Federal student loan servicing has been a major concern of borrowers for years.
Borrowers often complain that they are given incomplete, or even worse, wrong information from the company responsible for answering all of their student loan questions. Many attribute the high default rate on federal student loans to the servicers’ inability to explain the many options available to borrowers.
One of the big downsides to federal loans is dealing with these servicers. Unfortunately, the Department of Education makes it very clear that borrowers do not get to select their loan servicer.
The good news is that there are few tricks that are available to get loans transferred from one servicer to another.
Trick #1: Federal Loan Consolidation
Consolidating federal loans is a very important decision. Federal Direct Consolidation is not to be taken lightly. For some borrowers, the consolidation process for federal loans is essential. (One example: federal consolidation can actually help some federal loans become eligible for Public Service Student Loan Forgiveness). For others, federal consolidation would be a huge mistake.
Due to the many consequences of federal consolidation, borrowers should carefully investigate the process before using it as a tool to change servicers.

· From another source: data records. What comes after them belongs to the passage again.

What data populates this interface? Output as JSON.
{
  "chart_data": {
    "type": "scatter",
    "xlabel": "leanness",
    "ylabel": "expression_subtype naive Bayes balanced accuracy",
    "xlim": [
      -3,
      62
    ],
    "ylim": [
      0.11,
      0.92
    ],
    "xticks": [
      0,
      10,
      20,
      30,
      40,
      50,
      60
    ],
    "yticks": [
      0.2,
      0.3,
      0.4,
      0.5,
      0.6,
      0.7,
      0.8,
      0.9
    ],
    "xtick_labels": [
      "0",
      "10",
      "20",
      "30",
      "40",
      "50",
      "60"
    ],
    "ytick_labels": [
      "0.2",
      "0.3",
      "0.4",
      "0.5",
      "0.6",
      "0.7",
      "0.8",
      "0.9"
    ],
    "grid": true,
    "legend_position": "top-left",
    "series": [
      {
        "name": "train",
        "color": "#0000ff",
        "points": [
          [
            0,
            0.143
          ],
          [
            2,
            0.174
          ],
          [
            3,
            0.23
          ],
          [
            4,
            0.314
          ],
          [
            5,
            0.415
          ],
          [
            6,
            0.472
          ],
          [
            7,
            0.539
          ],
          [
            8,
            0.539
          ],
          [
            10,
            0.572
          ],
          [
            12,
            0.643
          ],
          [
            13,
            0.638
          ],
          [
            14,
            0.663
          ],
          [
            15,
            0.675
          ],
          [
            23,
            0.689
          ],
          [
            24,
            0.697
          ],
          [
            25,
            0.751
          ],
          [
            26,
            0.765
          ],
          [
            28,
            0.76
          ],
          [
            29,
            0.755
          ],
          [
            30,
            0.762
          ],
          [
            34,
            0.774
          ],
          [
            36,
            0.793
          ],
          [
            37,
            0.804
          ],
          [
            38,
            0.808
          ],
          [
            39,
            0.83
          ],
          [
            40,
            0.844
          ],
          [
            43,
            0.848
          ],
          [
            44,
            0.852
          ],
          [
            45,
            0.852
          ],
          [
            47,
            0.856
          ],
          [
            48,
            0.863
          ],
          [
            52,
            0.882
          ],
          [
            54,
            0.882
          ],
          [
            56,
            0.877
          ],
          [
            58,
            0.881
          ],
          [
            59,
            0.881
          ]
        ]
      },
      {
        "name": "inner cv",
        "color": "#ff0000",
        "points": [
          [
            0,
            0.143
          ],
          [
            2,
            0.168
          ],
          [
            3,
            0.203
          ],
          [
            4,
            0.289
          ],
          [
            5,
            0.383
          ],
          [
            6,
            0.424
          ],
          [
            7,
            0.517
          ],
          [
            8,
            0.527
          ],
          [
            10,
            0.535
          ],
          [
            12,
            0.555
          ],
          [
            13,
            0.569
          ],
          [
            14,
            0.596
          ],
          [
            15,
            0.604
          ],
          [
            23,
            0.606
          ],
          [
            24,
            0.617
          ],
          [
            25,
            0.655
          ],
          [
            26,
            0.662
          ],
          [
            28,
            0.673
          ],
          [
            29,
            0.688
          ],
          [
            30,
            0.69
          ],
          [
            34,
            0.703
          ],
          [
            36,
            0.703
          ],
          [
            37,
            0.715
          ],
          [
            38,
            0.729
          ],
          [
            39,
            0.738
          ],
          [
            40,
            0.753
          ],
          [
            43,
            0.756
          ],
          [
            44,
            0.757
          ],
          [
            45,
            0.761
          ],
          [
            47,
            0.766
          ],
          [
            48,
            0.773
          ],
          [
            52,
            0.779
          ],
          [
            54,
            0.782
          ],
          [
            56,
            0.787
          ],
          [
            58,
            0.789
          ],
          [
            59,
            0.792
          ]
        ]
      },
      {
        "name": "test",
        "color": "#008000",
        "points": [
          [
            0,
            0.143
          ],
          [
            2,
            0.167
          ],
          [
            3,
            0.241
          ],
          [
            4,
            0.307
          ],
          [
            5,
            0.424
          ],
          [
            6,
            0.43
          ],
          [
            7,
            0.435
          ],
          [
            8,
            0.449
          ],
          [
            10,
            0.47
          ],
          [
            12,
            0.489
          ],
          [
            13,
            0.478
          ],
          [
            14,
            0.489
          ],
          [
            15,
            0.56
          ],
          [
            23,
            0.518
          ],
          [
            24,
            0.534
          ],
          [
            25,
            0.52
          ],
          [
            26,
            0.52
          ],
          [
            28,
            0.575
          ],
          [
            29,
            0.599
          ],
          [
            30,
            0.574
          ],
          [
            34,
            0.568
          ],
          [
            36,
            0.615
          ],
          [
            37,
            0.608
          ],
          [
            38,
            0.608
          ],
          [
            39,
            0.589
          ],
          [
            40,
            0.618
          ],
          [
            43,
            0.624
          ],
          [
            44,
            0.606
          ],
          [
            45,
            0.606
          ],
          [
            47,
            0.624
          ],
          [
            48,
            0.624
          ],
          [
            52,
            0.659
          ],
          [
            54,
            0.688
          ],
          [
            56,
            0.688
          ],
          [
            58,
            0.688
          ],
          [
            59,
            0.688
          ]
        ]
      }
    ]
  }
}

Setting aside the many issues that go with federal student loan consolidation, one of the perks of going through the process is that borrowers get their choice of new servicers. The downside is that they only have four options: Navient, MyFedLoan, Great Lakes, and Nelnet. As borrowers of federal loans, this is the most input we get on who services our loans.
For borrowers considering federal student loan consolidation, Student Loan Consolidation Guide explanation of the process, the pros and cons, and the various options.
Trick #2: Sign up for Public Service Loan Forgiveness
This option will only apply in a few circumstances, but it could potentially help many borrowers escape their current loan servicer. However, it only works for people who are currently working for the government or a not-for-profit charity.
The way it works is pretty simple: borrowers who certify public service employment authorize the government to transfer loan servicing to MyFedLoan. This is because MyFedLoan services the loans for all people who are working towards Public Service Student Loan Forgiveness.
Even if a borrower doesn’t plan on staying in public service for the required 10 years, there is nothing wrong with certifying past payments. Borrowers who fill out the form and start the review process get their loans transferred.
The only downside: PSLF borrowers must work with MyFedLoan, and MyFedLoan could be a downgrade for many borrowers.
Trick #3: Moving on to the private sector
A final desperate act to get away from federal loan servicing would be to consolidate or refinance with a private company.
Going this route has major consequences far beyond changing servicers. By refinancing in the private sector, borrowers lose all the perks of federal student loans. These perks include income-based repayment, loan deferments, and forgiveness programs.
Most people who go this option do so because they want lower interest rates and are certain that they will not need or qualify for any of the benefits that go with federal loans.
For borrowers thinking about going this route, there are a number of lenders offering refinancing services. It is critical to shop around and talk with the different companies to find the best rate and ensure better customer service.
Making a Change
Uncle Sam does not give any choice in the company that services federal student loans.
The good news is that a few tricks can be employed to give borrowers some say about who they deal with. The options are limited, but for a desperate borrower, it is possible to get away from their current servicer.